Nearest neighbor breaks in high dimensions

k-nearest neighbors is one of the most basic ML algorithms: classify a query by looking at its closest few training points. It works beautifully on low-dimensional data. On high-dimensional data, it just stops working.

The reason has a name (the curse of dimensionality) and a sharp geometric statement: in high dimensions, all pairwise distances become essentially the same. Nearest and farthest neighbor are no longer meaningfully different.

The phenomenon

Take $n$ points uniformly at random in the unit cube $[0, 1]^d$ . Pick any pair $X, Y$ and look at their squared distance:

\|X - Y\|^2 \;=\; \sum_{i=1}^d (X_i - Y_i)^2.

Each term $(X_i - Y_i)^2$ is independent across coordinates with mean $\tfrac{1}{6}$ (a one-line computation: for $U, V \stackrel{\text{iid}}{\sim} \mathrm{Unif}[0,1]$ , $\mathbb{E}[(U-V)^2] = \tfrac{1}{6}$ ) and finite variance $\tfrac{7}{180}$ .

By the law of large numbers,

\frac{1}{d}\|X - Y\|^2 \;\longrightarrow\; \frac{1}{6} \quad \text{a.s. as } d \to \infty.

So $\|X - Y\| \approx \sqrt{d/6}$ , with this radius being the same for every pair. The fluctuations around it are of order $1/\sqrt{d}$ by the central limit theorem. The histogram of pairwise distances among 50 random points pinches around $\sqrt{d/6}$ as $d$ grows; by $d = 100$ , all pairs sit within a few percent of the same distance.

Concretely: the mean distance grows as $\sqrt{d/6}$ , the ratio std/mean shrinks like $1/\sqrt{d}$ , and by $d = 100$ the maximum and minimum pairwise distances differ by less than 30 %; by $d = 500$ , less than 12 %. For comparison, in $d = 1$ the maximum distance is roughly five times the minimum.

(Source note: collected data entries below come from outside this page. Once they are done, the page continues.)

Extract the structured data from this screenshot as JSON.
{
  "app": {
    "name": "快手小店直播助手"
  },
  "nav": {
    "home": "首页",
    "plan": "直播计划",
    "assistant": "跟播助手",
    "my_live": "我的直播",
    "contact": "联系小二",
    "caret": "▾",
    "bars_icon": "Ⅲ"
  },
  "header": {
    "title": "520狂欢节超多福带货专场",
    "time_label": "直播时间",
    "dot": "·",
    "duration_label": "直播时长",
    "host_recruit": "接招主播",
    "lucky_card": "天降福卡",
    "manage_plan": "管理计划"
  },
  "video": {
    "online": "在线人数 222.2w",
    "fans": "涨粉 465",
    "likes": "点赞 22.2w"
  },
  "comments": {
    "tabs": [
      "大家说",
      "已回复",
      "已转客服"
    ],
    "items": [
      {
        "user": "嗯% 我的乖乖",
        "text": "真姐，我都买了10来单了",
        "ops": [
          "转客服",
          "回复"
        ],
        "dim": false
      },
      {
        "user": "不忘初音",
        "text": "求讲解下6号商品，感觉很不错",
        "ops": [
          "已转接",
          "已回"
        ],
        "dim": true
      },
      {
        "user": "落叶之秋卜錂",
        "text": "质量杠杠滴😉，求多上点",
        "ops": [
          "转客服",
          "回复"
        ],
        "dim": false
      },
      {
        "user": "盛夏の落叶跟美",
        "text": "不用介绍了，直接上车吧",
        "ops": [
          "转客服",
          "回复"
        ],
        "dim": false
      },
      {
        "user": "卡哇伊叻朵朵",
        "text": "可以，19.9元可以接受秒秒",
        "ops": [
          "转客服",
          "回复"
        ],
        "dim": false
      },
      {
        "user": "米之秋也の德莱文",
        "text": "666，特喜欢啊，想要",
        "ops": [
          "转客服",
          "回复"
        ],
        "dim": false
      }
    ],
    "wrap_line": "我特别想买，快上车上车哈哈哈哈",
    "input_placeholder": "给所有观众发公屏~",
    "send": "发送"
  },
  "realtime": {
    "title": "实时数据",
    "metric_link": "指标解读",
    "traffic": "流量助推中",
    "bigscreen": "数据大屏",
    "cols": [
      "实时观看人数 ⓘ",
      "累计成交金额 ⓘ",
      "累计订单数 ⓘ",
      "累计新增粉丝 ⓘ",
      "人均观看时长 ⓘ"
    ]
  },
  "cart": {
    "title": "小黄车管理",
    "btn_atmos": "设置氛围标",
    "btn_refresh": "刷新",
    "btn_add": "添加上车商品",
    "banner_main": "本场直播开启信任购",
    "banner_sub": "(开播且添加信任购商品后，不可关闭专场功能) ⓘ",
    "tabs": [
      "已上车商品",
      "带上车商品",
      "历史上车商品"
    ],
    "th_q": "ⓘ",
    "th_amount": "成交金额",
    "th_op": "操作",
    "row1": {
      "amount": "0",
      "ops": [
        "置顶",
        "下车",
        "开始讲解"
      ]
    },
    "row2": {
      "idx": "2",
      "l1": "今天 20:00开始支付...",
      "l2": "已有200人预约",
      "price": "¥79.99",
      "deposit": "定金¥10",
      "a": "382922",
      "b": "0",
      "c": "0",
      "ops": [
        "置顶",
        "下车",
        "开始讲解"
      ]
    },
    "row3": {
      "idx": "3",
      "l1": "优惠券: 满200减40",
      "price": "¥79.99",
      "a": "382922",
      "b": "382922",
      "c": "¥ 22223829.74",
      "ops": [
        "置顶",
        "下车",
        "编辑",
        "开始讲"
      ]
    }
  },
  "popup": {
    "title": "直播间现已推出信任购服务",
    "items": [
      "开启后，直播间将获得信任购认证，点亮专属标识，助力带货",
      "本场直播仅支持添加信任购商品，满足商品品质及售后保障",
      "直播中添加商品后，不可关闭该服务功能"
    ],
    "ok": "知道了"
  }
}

What this does to k-nearest neighbors

kNN works by ranking training points by distance to a query and using the closest few. If every training point is at essentially the same distance, the ranking is essentially random, driven by tiny fluctuations rather than signal. The nearest neighbor is no more informative than a random training point.

Beyer, Goldstein, Ramakrishnan, and Shaft made this precise in 1999 in a paper titled exactly When is “nearest neighbor” meaningful? The answer, roughly: not when the dimension is large compared to the number of points and the data has no low-dimensional structure. Their main result:

\frac{\max_{i \ne j} \|X_i - X_j\| \;-\; \min_{i \ne j} \|X_i - X_j\|}{\min_{i \ne j} \|X_i - X_j\|} \;\xrightarrow{p}\; 0

as $d \to \infty$ for fixed $n$ , under mild moment conditions on the coordinate distribution. Maximum and minimum pairwise distances are within an arbitrarily small relative gap.

The derivation

Let $D_d := \|X - Y\|^2 / d$ be the average squared coordinate difference between $X, Y \stackrel{\text{iid}}{\sim} \mathrm{Unif}[0,1]^d$ . By construction, $D_d$ is the average of $d$ i.i.d. random variables with mean $\tfrac{1}{6}$ and variance $\sigma^2 = \tfrac{7}{180}$ .

LLN: $D_d \to \tfrac{1}{6}$ a.s. CLT: $\sqrt{d}\,(D_d - \tfrac{1}{6}) \to \mathcal{N}(0, \sigma^2)$ . So $D_d \approx \tfrac{1}{6} \pm \sigma/\sqrt{d}$ , and

\frac{\mathrm{std}(\|X - Y\|)}{\mathbb{E}[\|X - Y\|]} \;=\; O\!\left(\frac{1}{\sqrt{d}}\right) \to 0.

The story is the same for Gaussian features (Vershynin, Ch. 5) and for any product distribution with finite second moment. It is fundamentally a concentration of measure phenomenon.

What to do instead

A few common tactics, none free:

Reduce dimension first. PCA, autoencoders, or random projection (Johnson–Lindenstrauss) before applying distance-based methods.
Learn a metric. A learned similarity function (e.g., from a deep network) typically beats raw Euclidean distance.
Use cosine similarity. Direction in high dimensions is more stable than magnitude. Word and image embeddings essentially always use cosine.
Exploit low-dimensional structure. Real high-dim data often lives near a low-dimensional manifold. Methods that adapt to that structure dodge the curse rather than fighting it.

The first principle: the raw Euclidean metric on a high-dimensional ambient space is rarely the metric you actually want.

References

Kevin Beyer, Jonathan Goldstein, Raghu Ramakrishnan, Uri Shaft. When is “nearest neighbor” meaningful? International Conference on Database Theory, 1999.
Roman Vershynin. High-Dimensional Probability. Cambridge University Press, 2018. Chapter 5 (concentration), Section 6.6 (random projections).
Avrim Blum, John Hopcroft, Ravi Kannan. Foundations of Data Science. Cambridge University Press, 2020. Chapter 2.